Experience in workplace health promotion has shown that competitions and awards are valuable in engaging enterprises in occupational health and safety activities. Firms and enterprises achieve valuable publicity and a boost in staff morale through competing to become the most healthy and caring company.

Advocacy

Advocacy is a key health promotion activity for overcoming major barriers to public health and occupational health. The barriers addressed by advocacy are poor living and working conditions, rather than individual or behavioural barriers.
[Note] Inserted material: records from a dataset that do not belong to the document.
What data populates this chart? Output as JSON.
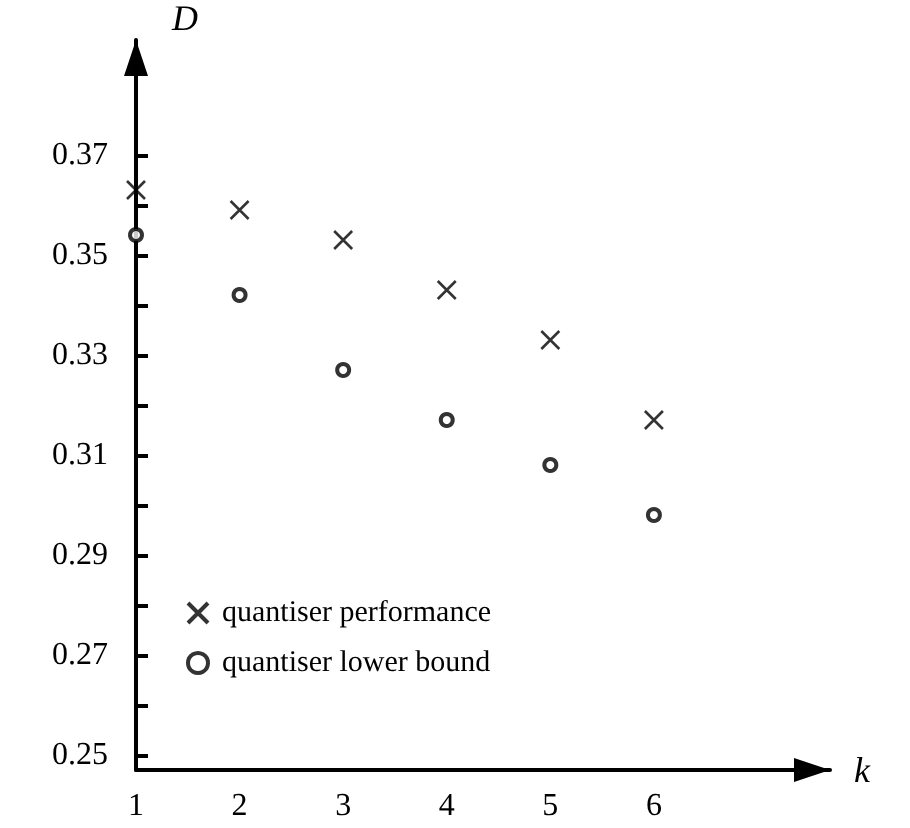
{
  "chart_data": {
    "type": "scatter",
    "xlabel": "k",
    "ylabel": "D",
    "x": [
      1,
      2,
      3,
      4,
      5,
      6
    ],
    "series": [
      {
        "name": "quantiser performance",
        "color": "#000000",
        "marker": "cross",
        "values": [
          0.363,
          0.359,
          0.353,
          0.343,
          0.333,
          0.317
        ]
      },
      {
        "name": "quantiser lower bound",
        "color": "#000000",
        "marker": "circle",
        "values": [
          0.354,
          0.342,
          0.327,
          0.317,
          0.308,
          0.298
        ]
      }
    ],
    "xlim": [
      1,
      7.7
    ],
    "xticks": [
      1,
      2,
      3,
      4,
      5,
      6
    ],
    "ylim": [
      0.247,
      0.393
    ],
    "yticks": [
      0.25,
      {
        "value": 0.26,
        "label": null
      },
      0.27,
      {
        "value": 0.28,
        "label": null
      },
      0.29,
      {
        "value": 0.3,
        "label": null
      },
      0.31,
      {
        "value": 0.32,
        "label": null
      },
      0.33,
      {
        "value": 0.34,
        "label": null
      },
      0.35,
      {
        "value": 0.36,
        "label": null
      },
      0.37
    ],
    "grid": false,
    "legend": "bottom left"
  }
}
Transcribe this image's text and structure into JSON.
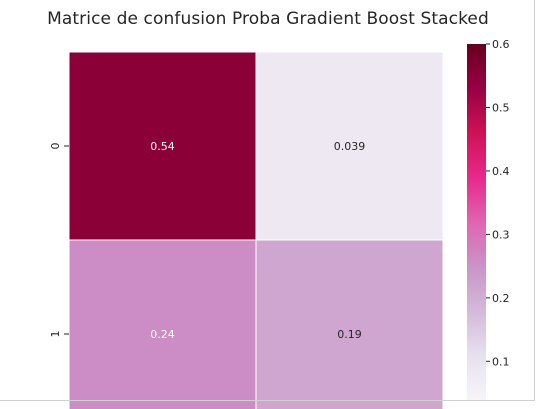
{
  "chart_data": {
    "type": "heatmap",
    "title": "Matrice de confusion Proba Gradient Boost Stacked",
    "row_labels": [
      "0",
      "1"
    ],
    "matrix": [
      [
        0.54,
        0.039
      ],
      [
        0.24,
        0.19
      ]
    ],
    "cell_labels": [
      [
        "0.54",
        "0.039"
      ],
      [
        "0.24",
        "0.19"
      ]
    ],
    "colorbar": {
      "ticks": [
        "0.6",
        "0.5",
        "0.4",
        "0.3",
        "0.2",
        "0.1"
      ],
      "tick_values": [
        0.6,
        0.5,
        0.4,
        0.3,
        0.2,
        0.1
      ],
      "range": [
        0.039,
        0.6
      ]
    },
    "colors": {
      "0.54": "#8c0038",
      "0.039": "#eee8f2",
      "0.24": "#cc8cc5",
      "0.19": "#cfa6d0",
      "colormap": [
        "#f7f4f9",
        "#e7e1ef",
        "#d4b9da",
        "#c994c7",
        "#df65b0",
        "#e7298a",
        "#ce1256",
        "#980043",
        "#67001f"
      ]
    }
  }
}
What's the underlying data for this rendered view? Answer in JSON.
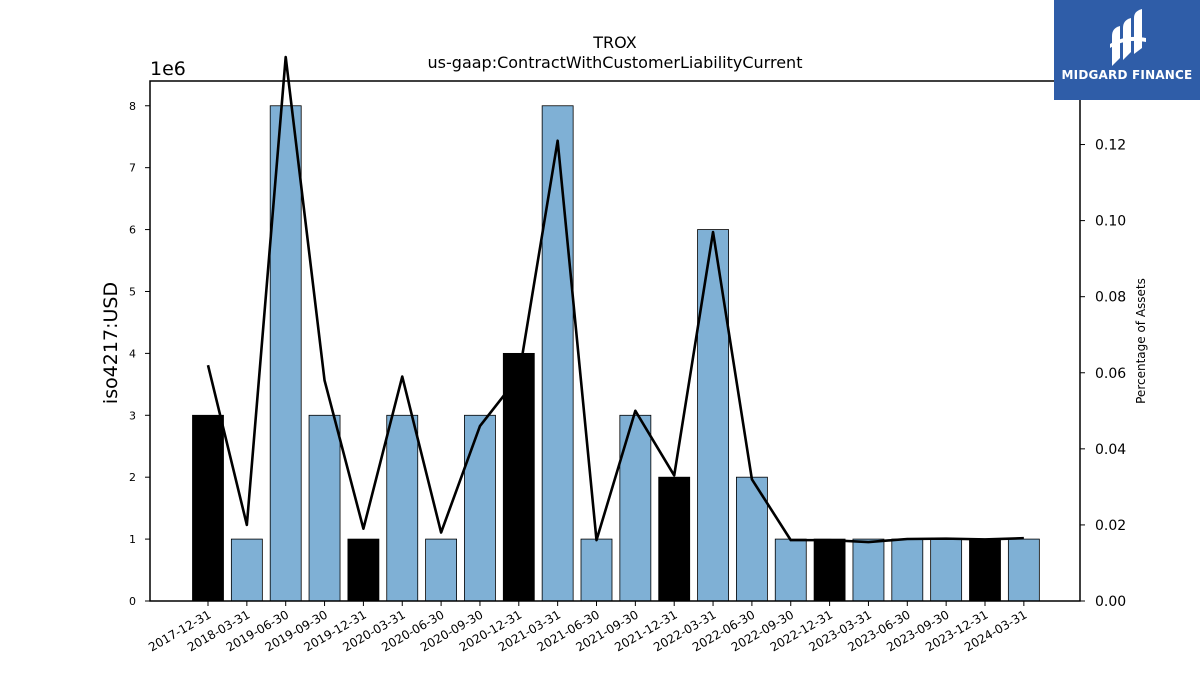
{
  "chart_data": {
    "type": "bar",
    "title": "TROX",
    "subtitle": "us-gaap:ContractWithCustomerLiabilityCurrent",
    "ylabel": "iso4217:USD",
    "ylabel_right": "Percentage of Assets",
    "y_offset_label": "1e6",
    "ylim": [
      0,
      8400000
    ],
    "ylim_right": [
      0,
      0.1367
    ],
    "y_ticks": [
      0,
      1,
      2,
      3,
      4,
      5,
      6,
      7,
      8
    ],
    "y_ticks_right": [
      "0.00",
      "0.02",
      "0.04",
      "0.06",
      "0.08",
      "0.10",
      "0.12"
    ],
    "categories": [
      "2017-12-31",
      "2018-03-31",
      "2019-06-30",
      "2019-09-30",
      "2019-12-31",
      "2020-03-31",
      "2020-06-30",
      "2020-09-30",
      "2020-12-31",
      "2021-03-31",
      "2021-06-30",
      "2021-09-30",
      "2021-12-31",
      "2022-03-31",
      "2022-06-30",
      "2022-09-30",
      "2022-12-31",
      "2023-03-31",
      "2023-06-30",
      "2023-09-30",
      "2023-12-31",
      "2024-03-31"
    ],
    "series": [
      {
        "kind": "bar",
        "values": [
          3000000,
          1000000,
          8000000,
          3000000,
          1000000,
          3000000,
          1000000,
          3000000,
          4000000,
          8000000,
          1000000,
          3000000,
          2000000,
          6000000,
          2000000,
          1000000,
          1000000,
          1000000,
          1000000,
          1000000,
          1000000,
          1000000
        ],
        "annual_flags": [
          true,
          false,
          false,
          false,
          true,
          false,
          false,
          false,
          true,
          false,
          false,
          false,
          true,
          false,
          false,
          false,
          true,
          false,
          false,
          false,
          true,
          false
        ]
      },
      {
        "kind": "line",
        "axis": "right",
        "values": [
          0.062,
          0.02,
          0.143,
          0.058,
          0.019,
          0.059,
          0.018,
          0.046,
          0.059,
          0.121,
          0.016,
          0.05,
          0.033,
          0.097,
          0.032,
          0.016,
          0.016,
          0.0155,
          0.0163,
          0.0164,
          0.0162,
          0.0165
        ]
      }
    ],
    "colors": {
      "quarterly_bar": "#7fb0d5",
      "annual_bar": "#000000",
      "line": "#000000"
    }
  },
  "logo": {
    "text": "MIDGARD FINANCE",
    "background": "#2f5da8"
  }
}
The modern use of the term advocacy gained momentum from the Ottawa Charter on Health Promotion (a landmark definition of health promotion): “Political, economic, social, cultural, environmental, behavioural and biological factors can all favour health or be harmful to good health. Health promotion aims at making these conditions favourable through advocacy for health”.

Advocacy has a key role in building and maintaining occupational health programmes and is essential to shape the social and political climate. The tactics and strategies of advocacy and lobbying are not easily described in terms of programmes. This is because advocates need to adopt the same set of opportunist, responsive, imaginative, flexible, dramatic and above all newsworthy tactics that are the stuff of all successful public opinion, political and commercial campaigning.

Occupational health and safety grew up in the environment of the large factory and enterprise, and we are only now learning how to carry it out in small enterprises and the informal sector. Intermediary organizations - which may be NGO’s or private consultancies that specialise in occupational health and safety - play an important role in working with employers, self-employed workers, and sometimes directly with workers.

The Western Pacific and European Offices of WHO have been particularly successful in developing effective healthy work programmes that focus on primary prevention. In these initiatives the hazards associated with the combined effects of lifestyle factors and occupational exposures are identified and minimised. Health promotion that introduces healthy lifestyles and supports the maintenance of such lifestyles with appropriate information, counselling and educational measures is undertaken as part of the occupational health and safety programme.